Gleich zwei Initiativen haben jetzt der Vermüllung von Suchmaschinen durch Dialer-Seiten den Kampf angesagt. Die Suchmaschine Seekport und das Magazin Computerbild rufen User auf, Dialer-Seiten zu melden. Der Software-Anbieter Filtertechnics.de wiederum bietet den kostenlosen "Googlefilter 1.0" zum Download an. Das Programm soll die Ergebnisse der Suchmaschine Google um Spam- und Dialerseiten bereinigen. 

Nicht nur wer Kochrezepte, Reiserouten, Referate oder Horoskope im Web sucht, kennt das Problem: Suchmaschinen wie Google.de sind regelrecht überschwemmt mit Seiten, die viel versprechen und vor allem eines bieten: teure Dialer. Grund dafür ist das Geschäftsmodell, auf dem die meisten teuren Einwählprogramme beruhen. Diese werden nach dem Prinzip des Strukturvertriebs von zehntausenden Webmastern auf ihren Internetseiten beworben. Zugleich werden bei dieser Gelegenheit weitere Webmaster gesucht, die dann ebenfalls Dialer-Seiten betreiben sollen. Doch weil jeder ein Stück vom Kuchen abbekommen möchte, werden die Seiten für die Suchmaschinen bis aufs Äußerste optimiert. Die Folge ist, dass kostenlose und/oder wirklich wertvolle Inhalte auf die hinteren Plätze in den Suchergebnissen verdrängt werden. 

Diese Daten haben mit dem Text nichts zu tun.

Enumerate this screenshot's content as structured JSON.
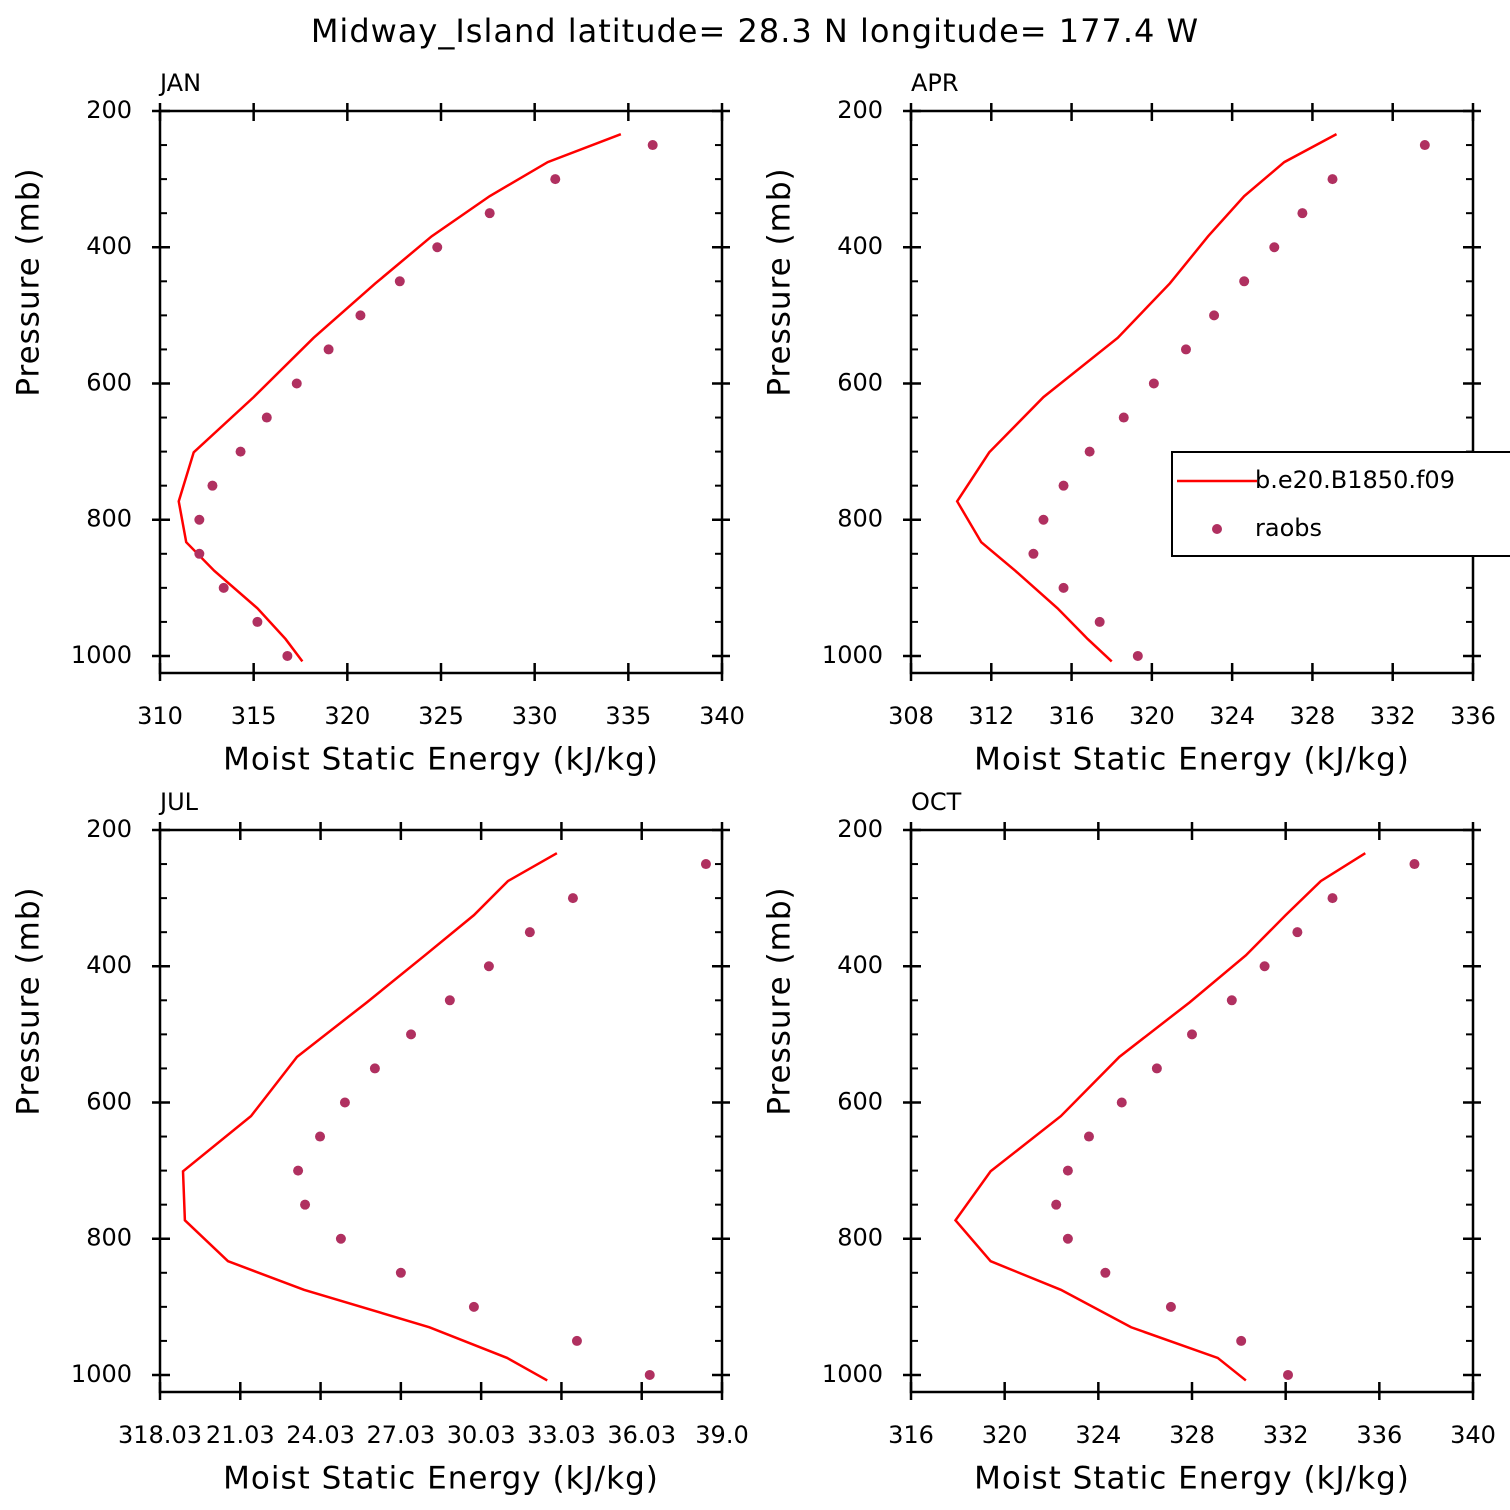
{
  "title": "Midway_Island  latitude= 28.3 N longitude= 177.4 W",
  "chart_data": [
    {
      "type": "line",
      "subtitle": "JAN",
      "xlabel": "Moist Static Energy (kJ/kg)",
      "ylabel": "Pressure (mb)",
      "xlim": [
        310,
        340
      ],
      "xticks": [
        310,
        315,
        320,
        325,
        330,
        335,
        340
      ],
      "ylim": [
        1025,
        200
      ],
      "yticks": [
        200,
        400,
        600,
        800,
        1000
      ],
      "yminorticks": [
        250,
        300,
        350,
        450,
        500,
        550,
        650,
        700,
        750,
        850,
        900,
        950
      ],
      "series": [
        {
          "name": "b.e20.B1850.f09",
          "mode": "line",
          "color": "#ff0000",
          "x": [
            334.6,
            330.7,
            327.6,
            324.5,
            321.5,
            318.2,
            315.0,
            311.8,
            311.0,
            311.4,
            312.9,
            315.2,
            316.7,
            317.6
          ],
          "y": [
            234,
            275,
            325,
            384,
            453,
            533,
            620,
            701,
            773,
            833,
            875,
            930,
            975,
            1008
          ]
        },
        {
          "name": "raobs",
          "mode": "markers",
          "color": "#b03060",
          "x": [
            336.3,
            331.1,
            327.6,
            324.8,
            322.8,
            320.7,
            319.0,
            317.3,
            315.7,
            314.3,
            312.8,
            312.1,
            312.1,
            313.4,
            315.2,
            316.8
          ],
          "y": [
            250,
            300,
            350,
            400,
            450,
            500,
            550,
            600,
            650,
            700,
            750,
            800,
            850,
            900,
            950,
            1000
          ]
        }
      ]
    },
    {
      "type": "line",
      "subtitle": "APR",
      "xlabel": "Moist Static Energy (kJ/kg)",
      "ylabel": "Pressure (mb)",
      "legend": "right",
      "xlim": [
        308,
        336
      ],
      "xticks": [
        308,
        312,
        316,
        320,
        324,
        328,
        332,
        336
      ],
      "ylim": [
        1025,
        200
      ],
      "yticks": [
        200,
        400,
        600,
        800,
        1000
      ],
      "yminorticks": [
        250,
        300,
        350,
        450,
        500,
        550,
        650,
        700,
        750,
        850,
        900,
        950
      ],
      "series": [
        {
          "name": "b.e20.B1850.f09",
          "mode": "line",
          "color": "#ff0000",
          "x": [
            329.2,
            326.6,
            324.6,
            322.8,
            320.9,
            318.3,
            314.6,
            311.9,
            310.3,
            311.5,
            313.2,
            315.3,
            316.8,
            318.0
          ],
          "y": [
            234,
            275,
            325,
            384,
            453,
            533,
            620,
            701,
            773,
            833,
            875,
            930,
            975,
            1008
          ]
        },
        {
          "name": "raobs",
          "mode": "markers",
          "color": "#b03060",
          "x": [
            333.6,
            329.0,
            327.5,
            326.1,
            324.6,
            323.1,
            321.7,
            320.1,
            318.6,
            316.9,
            315.6,
            314.6,
            314.1,
            315.6,
            317.4,
            319.3
          ],
          "y": [
            250,
            300,
            350,
            400,
            450,
            500,
            550,
            600,
            650,
            700,
            750,
            800,
            850,
            900,
            950,
            1000
          ]
        }
      ]
    },
    {
      "type": "line",
      "subtitle": "JUL",
      "xlabel": "Moist Static Energy (kJ/kg)",
      "ylabel": "Pressure (mb)",
      "xlim": [
        318.03,
        339.03
      ],
      "xticks": [
        {
          "value": 318.03,
          "label": "318.03"
        },
        {
          "value": 321.03,
          "label": "21.03"
        },
        {
          "value": 324.03,
          "label": "24.03"
        },
        {
          "value": 327.03,
          "label": "27.03"
        },
        {
          "value": 330.03,
          "label": "30.03"
        },
        {
          "value": 333.03,
          "label": "33.03"
        },
        {
          "value": 336.03,
          "label": "36.03"
        },
        {
          "value": 339.03,
          "label": "39.0"
        }
      ],
      "ylim": [
        1025,
        200
      ],
      "yticks": [
        200,
        400,
        600,
        800,
        1000
      ],
      "yminorticks": [
        250,
        300,
        350,
        450,
        500,
        550,
        650,
        700,
        750,
        850,
        900,
        950
      ],
      "series": [
        {
          "name": "b.e20.B1850.f09",
          "mode": "line",
          "color": "#ff0000",
          "x": [
            332.86,
            331.03,
            329.76,
            327.93,
            325.76,
            323.15,
            321.43,
            318.89,
            318.96,
            320.57,
            323.41,
            328.1,
            331.0,
            332.5
          ],
          "y": [
            234,
            275,
            325,
            384,
            453,
            533,
            620,
            701,
            773,
            833,
            875,
            930,
            975,
            1008
          ]
        },
        {
          "name": "raobs",
          "mode": "markers",
          "color": "#b03060",
          "x": [
            338.43,
            333.46,
            331.85,
            330.32,
            328.86,
            327.41,
            326.06,
            324.94,
            324.01,
            323.19,
            323.45,
            324.79,
            327.03,
            329.76,
            333.61,
            336.33
          ],
          "y": [
            250,
            300,
            350,
            400,
            450,
            500,
            550,
            600,
            650,
            700,
            750,
            800,
            850,
            900,
            950,
            1000
          ]
        }
      ]
    },
    {
      "type": "line",
      "subtitle": "OCT",
      "xlabel": "Moist Static Energy (kJ/kg)",
      "ylabel": "Pressure (mb)",
      "xlim": [
        316,
        340
      ],
      "xticks": [
        316,
        320,
        324,
        328,
        332,
        336,
        340
      ],
      "ylim": [
        1025,
        200
      ],
      "yticks": [
        200,
        400,
        600,
        800,
        1000
      ],
      "yminorticks": [
        250,
        300,
        350,
        450,
        500,
        550,
        650,
        700,
        750,
        850,
        900,
        950
      ],
      "series": [
        {
          "name": "b.e20.B1850.f09",
          "mode": "line",
          "color": "#ff0000",
          "x": [
            335.4,
            333.5,
            332.0,
            330.3,
            327.9,
            324.9,
            322.4,
            319.4,
            317.9,
            319.4,
            322.4,
            325.4,
            329.1,
            330.3
          ],
          "y": [
            234,
            275,
            325,
            384,
            453,
            533,
            620,
            701,
            773,
            833,
            875,
            930,
            975,
            1008
          ]
        },
        {
          "name": "raobs",
          "mode": "markers",
          "color": "#b03060",
          "x": [
            337.5,
            334.0,
            332.5,
            331.1,
            329.7,
            328.0,
            326.5,
            325.0,
            323.6,
            322.7,
            322.2,
            322.7,
            324.3,
            327.1,
            330.1,
            332.1
          ],
          "y": [
            250,
            300,
            350,
            400,
            450,
            500,
            550,
            600,
            650,
            700,
            750,
            800,
            850,
            900,
            950,
            1000
          ]
        }
      ]
    }
  ]
}
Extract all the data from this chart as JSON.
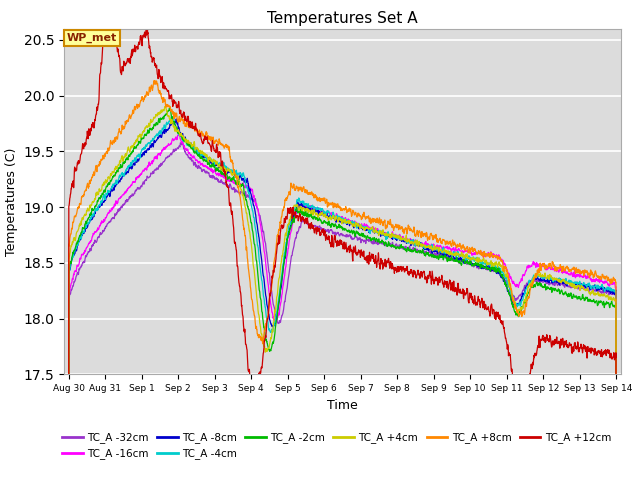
{
  "title": "Temperatures Set A",
  "xlabel": "Time",
  "ylabel": "Temperatures (C)",
  "ylim": [
    17.5,
    20.6
  ],
  "background_color": "#dcdcdc",
  "fig_background": "#ffffff",
  "grid_color": "#ffffff",
  "series": [
    {
      "label": "TC_A -32cm",
      "color": "#9933cc"
    },
    {
      "label": "TC_A -16cm",
      "color": "#ff00ff"
    },
    {
      "label": "TC_A -8cm",
      "color": "#0000cc"
    },
    {
      "label": "TC_A -4cm",
      "color": "#00cccc"
    },
    {
      "label": "TC_A -2cm",
      "color": "#00bb00"
    },
    {
      "label": "TC_A +4cm",
      "color": "#cccc00"
    },
    {
      "label": "TC_A +8cm",
      "color": "#ff8800"
    },
    {
      "label": "TC_A +12cm",
      "color": "#cc0000"
    }
  ],
  "xtick_labels": [
    "Aug 30",
    "Aug 31",
    "Sep 1",
    "Sep 2",
    "Sep 3",
    "Sep 4",
    "Sep 5",
    "Sep 6",
    "Sep 7",
    "Sep 8",
    "Sep 9",
    "Sep 10",
    "Sep 11",
    "Sep 12",
    "Sep 13",
    "Sep 14"
  ],
  "xtick_positions": [
    0,
    24,
    48,
    72,
    96,
    120,
    144,
    168,
    192,
    216,
    240,
    264,
    288,
    312,
    336,
    360
  ],
  "wp_met_label": "WP_met",
  "wp_met_color_bg": "#ffff99",
  "wp_met_color_border": "#cc8800",
  "wp_met_color_text": "#882200"
}
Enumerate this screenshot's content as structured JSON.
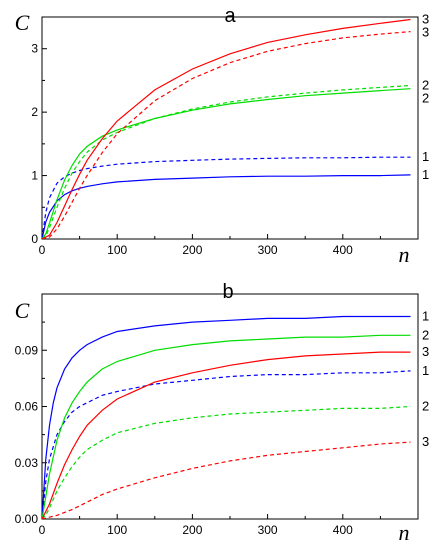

Zwei Initiativen haben diesem Missstand jetzt den Kampf angesagt. „Fang den Dialer!“ heißt so die Aktion, den die Suchmaschine Seekport gemeinsam mit der Zeitschrift Computerbild gestartet hat. Sie läuft bis zum 12. November. Benutzer, die über die Internet-Suche www.seekport.de in der Trefferliste eine verdächtige Dialer-Seite entdecken, können direkt auf den Button „Dialerverdacht melden“ hinter dem entsprechenden Suchtreffer klicken. Alle Hinweise würden vom Indexteam der Suchmaschine umgehend überprüft, verspricht das Unternehmen. Handelt es sich dabei um einen „Dialer“ gemäß den Regeln der Aktion, entferne das Indexteam die Internetseite umgehend aus der eigenen Suchdatenbank. Darüber hinaus würden die Daten der Dialer-Anbieter jedoch absolut vertraulich behandelt. Grundlage der Beurteilungskriterien der Aktion sind die gesetzlichen Mindestanforderungen, die ein Dialer-Anbieter insbesondere nach dem Mehrwertdienste-Gesetz von 2003 zu befolgen hat. Unter allen Teilnehmern, die ein überteuertes oder sogar illegales Einwahlprogramm aufgespürt haben, werden Preise verlost. 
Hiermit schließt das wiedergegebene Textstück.